Today’s New York Times reports on what seems to be the thought from some Virginia Democrats that they nominated the wrong candidate:
WASHINGTON — When State Senator R. Creigh Deeds defeated Terry McAuliffe, the former Democratic Party chairman and confidante of Bill and Hillary Rodham Clinton, to be the Democratic nominee for governor of Virginia, the argument among many Democrats was that Mr. Deeds — an easy-going, moderate Democrat from rural Virginia — would be the stronger candidate in a general election.
But with this closely-watched election less than a month away, and Mr. Deeds struggling against Robert McDonnell, the Republican former attorney general, it is hard not to forgive some Virginia Democrats for thinking that they might have been better off with Mr. McAuliffe at the top of the ticket. This is no small thing since a defeat for Democrats in Virginia would be a decided setback for this White House, particularly after President Obama became the first Democratic presidential candidate to win the state last year since 1964. Democrats have held the Virginia governor’s seat for eight years.
The most recent Washington Post poll showed Mr. McDonnell leading Mr. Deeds by a 53 percent to 44 percent margin; while there is certainly time for Mr. Deeds to turn things around, his prospects right now appear weak, reflected by the fact that he can not even get Mr. Obama to agree to come campaign for him in the state.
“I don’t think there’s any doubt that in terms of campaign skills and ability to go toe-to-toe — both with McDonnell and national Republicans who have spent considerable resources on this race — McAuliffe has more experience and more skills,” said Robert D. Holsworth, a Virginia political analyst. “McAuliffe always had the big advantages and big liabilities. But those advantages would have been considerable in the race that this turned out to be.”
[B]ased at least on his own performance as a candidate in the three-way Virginia Democratic primary — not to mention his years as a television and campaign surrogate for the Clintons — Mr. McAuliffe might well have had a decided advantage over Mr. Deeds in money and campaign skills, a view expressed by Democrats and Republicans alike.
Consider this: Perhaps the single most politically devastating moment for Mr. Deeds was when he gave a halting and fumbling answer, in a cluster of reporters and television cameras, about whether he would raise taxes to pay for repairing the state’s transportation system. Republicans have used clips from it to produce two of the most devastating advertisements of the campaign, raising questions at once about his views on taxes and his basic candor.
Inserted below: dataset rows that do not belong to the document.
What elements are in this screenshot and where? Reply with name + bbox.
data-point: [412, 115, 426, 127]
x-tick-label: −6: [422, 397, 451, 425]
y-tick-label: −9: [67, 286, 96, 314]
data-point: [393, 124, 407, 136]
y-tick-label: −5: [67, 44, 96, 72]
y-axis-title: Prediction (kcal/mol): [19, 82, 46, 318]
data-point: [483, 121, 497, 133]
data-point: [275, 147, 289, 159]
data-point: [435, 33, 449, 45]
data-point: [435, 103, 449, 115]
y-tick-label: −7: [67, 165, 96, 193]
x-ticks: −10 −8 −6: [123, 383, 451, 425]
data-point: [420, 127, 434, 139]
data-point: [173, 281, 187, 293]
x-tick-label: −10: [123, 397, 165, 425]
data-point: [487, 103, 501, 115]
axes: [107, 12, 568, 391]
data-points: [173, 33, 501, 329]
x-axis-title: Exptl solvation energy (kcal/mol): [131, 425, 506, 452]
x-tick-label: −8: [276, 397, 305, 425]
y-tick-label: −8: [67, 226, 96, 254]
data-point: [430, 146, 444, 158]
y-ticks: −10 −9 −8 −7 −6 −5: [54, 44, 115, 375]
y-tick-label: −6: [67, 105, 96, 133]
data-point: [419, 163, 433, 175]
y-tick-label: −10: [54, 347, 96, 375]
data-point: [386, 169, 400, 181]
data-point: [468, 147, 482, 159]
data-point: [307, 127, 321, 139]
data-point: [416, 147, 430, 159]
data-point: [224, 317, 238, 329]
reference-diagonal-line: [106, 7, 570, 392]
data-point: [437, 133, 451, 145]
Mr. McAuliffe was given to his excess. But years of doing television interviews, on forums ranging from “Meet the Press” to scrums of local reporters — first defending the Clintons and than advancing himself and his party — paid off in producing a candidate who was an assured television presence.
Mr. Deeds seemed baffled by the question of whether he would raise taxes to pay for highway repair, one of the most fundamental questions of this campaign. Mr. McAuliffe, ever the student of the Clintons, had spent months evading the question with bland proclamations about having to find a revenue source.
More than that, Mr. McAuliffe’s central campaign message— that he was a business leader who had created jobs in private enterprise and would do the same for the state — might have worked well in a general election playing out against a backdrop of continued job losses. Mr. McDonnell pretty much embraced it immediately after the primary, a period in which Mr. Deeds went dark to concentrate on fundraising and figuring out a campaign message.
Of course, you can’t prove what might have happened in a situation like this. The McDonnell campaign would have undoubtably tired to paint McAuliffe as a carpetbagger who has closer ties to Washington, D.C. than Virginia, and his association with the Clinton Administration would have also been an issue as well. Furthermore, the image of McAuliffe as an able campaigner must surely be diminished by the fact that he wasn’t able to beat Deeds and Moran in a primary race and didn’t even put together a strong enough GOTV effort in what was supposed to be his strongest part of the state.
At the same time, though, it’s clear that a good portion of the problems that Deeds is facing are related, directly or indirectly, to his own problems as a candidate. With someone else at the top of the ticket — and for some reason the Times article doesn’t discuss Brian Moran at all — they would probably have been much more competitive.